All parents have given written informed consent for their child to participate in the study and for collection of information from hospital files (Additional file 4). Participation in this study is voluntary, and the parents can withdraw their child from the study at any time with no negative consequences for the child. Parents are advised to immediately contact the chiropractor (who can contact the PI if relevant) if they suspect any serious adverse effect during the project period. In any case of discontinuation, the child’s allocation group will be revealed for the parents. All cases of discontinuations/withdrawals will be registered with reason for withdrawal.
The study has been approved by The Regional Committee on Health Research Ethics (S-2015001), and data are being handled by a data manager at NIKKB according to regulations by the Danish Data Protection Agency. The Regional Committee on Health Research Ethics reviews an annual safety report and any amendments made in the protocol or the documents used in the trial.

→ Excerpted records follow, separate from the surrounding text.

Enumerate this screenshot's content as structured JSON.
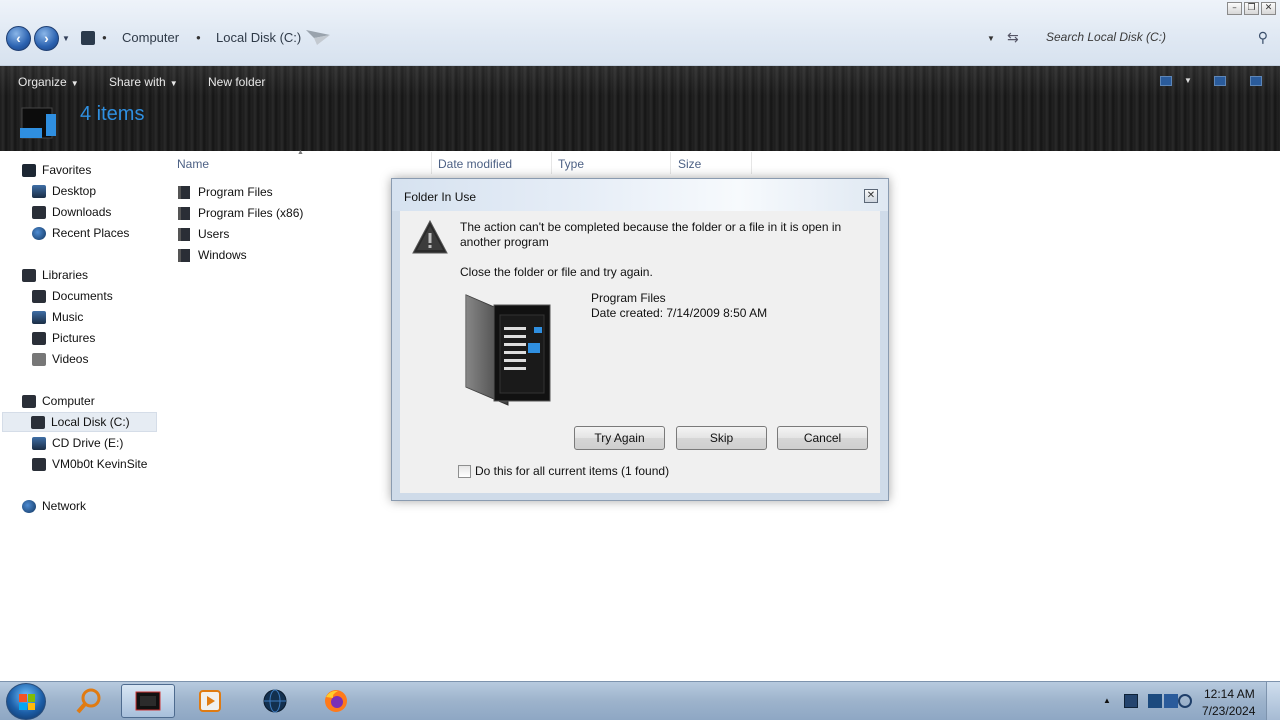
{
  "explorer": {
    "breadcrumb": [
      "Computer",
      "Local Disk (C:)"
    ],
    "search_placeholder": "Search Local Disk (C:)",
    "toolbar": {
      "organize": "Organize",
      "share_with": "Share with",
      "new_folder": "New folder"
    },
    "item_count": "4 items",
    "columns": [
      "Name",
      "Date modified",
      "Type",
      "Size"
    ],
    "files": [
      "Program Files",
      "Program Files (x86)",
      "Users",
      "Windows"
    ]
  },
  "navpane": {
    "favorites": {
      "label": "Favorites",
      "items": [
        "Desktop",
        "Downloads",
        "Recent Places"
      ]
    },
    "libraries": {
      "label": "Libraries",
      "items": [
        "Documents",
        "Music",
        "Pictures",
        "Videos"
      ]
    },
    "computer": {
      "label": "Computer",
      "items": [
        "Local Disk (C:)",
        "CD Drive (E:)",
        "VM0b0t KevinSite"
      ],
      "selected": "Local Disk (C:)"
    },
    "network": {
      "label": "Network"
    }
  },
  "dialog": {
    "title": "Folder In Use",
    "message": "The action can't be completed because the folder or a file in it is open in another program",
    "hint": "Close the folder or file and try again.",
    "file_name": "Program Files",
    "file_date": "Date created: 7/14/2009 8:50 AM",
    "buttons": {
      "try_again": "Try Again",
      "skip": "Skip",
      "cancel": "Cancel"
    },
    "checkbox_label": "Do this for all current items (1 found)",
    "checkbox_checked": false
  },
  "taskbar": {
    "apps": [
      "search-app-icon",
      "explorer-app-icon",
      "media-player-icon",
      "globe-app-icon",
      "firefox-icon"
    ],
    "clock_time": "12:14 AM",
    "clock_date": "7/23/2024"
  },
  "colors": {
    "accent_blue": "#2f8fe0",
    "toolbar_dark": "#1b1b1b",
    "taskbar": "#9db3cc"
  }
}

Results from the pilot study
A pilot study was carried out from September 2015 to March 2016 with the main purpose to examine the acceptability and feasibility of the intervention. Within the first months, the study was introduced to health care professionals (health visitors, midwifes, general practitioners). Furthermore, advertisements were made in local media (interviews with PI about the project in local papers, television and radio). At the end of the pilot study it was clear, that the majority of the participants in the study were referred by the health visitors. Therefore, the contact to health visitors has been intensified with regular newsletters and presentations about the study.
Within the inclusion period of 5 months, 60 parents contacted the PI. Around half of these fulfilled the inclusion criteria and accepted to participate. The main reasons for not participating were parental refusal (due to the risk of being randomized to the control group or too time consuming transportation to the chiropractic clinic), the child had already been treated for colic by a chiropractor, or the child was too old. As a consequence, the age criteria were extended from 2 to 10 weeks to 2–14 weeks in the main project and an additional chiropractic clinic was included to accommodate participants geographically. In order to take into account factors that may influence outcome (increasing age span of children and increasing number of treating chiropractors) the randomization scheme was optimized so randomization in the main study was stratified according to child’s age and treating chiropractor. All the changes were reported as amendments to the protocol in April 2016 and approved by The Regional Committee on Health Research Ethics.
Furthermore, in order to reach and inform the parents about the project before they possibly contacted a chiropractor on their own initiative, health visitors were asked to inform parents about the existence of the project already at their first home visit when the baby was 1–2 weeks old.
Based on the pilot study it was concluded that the study was generally well accepted among new parents and health care professionals and it was estimated that the time frame for the main project would be two to three years.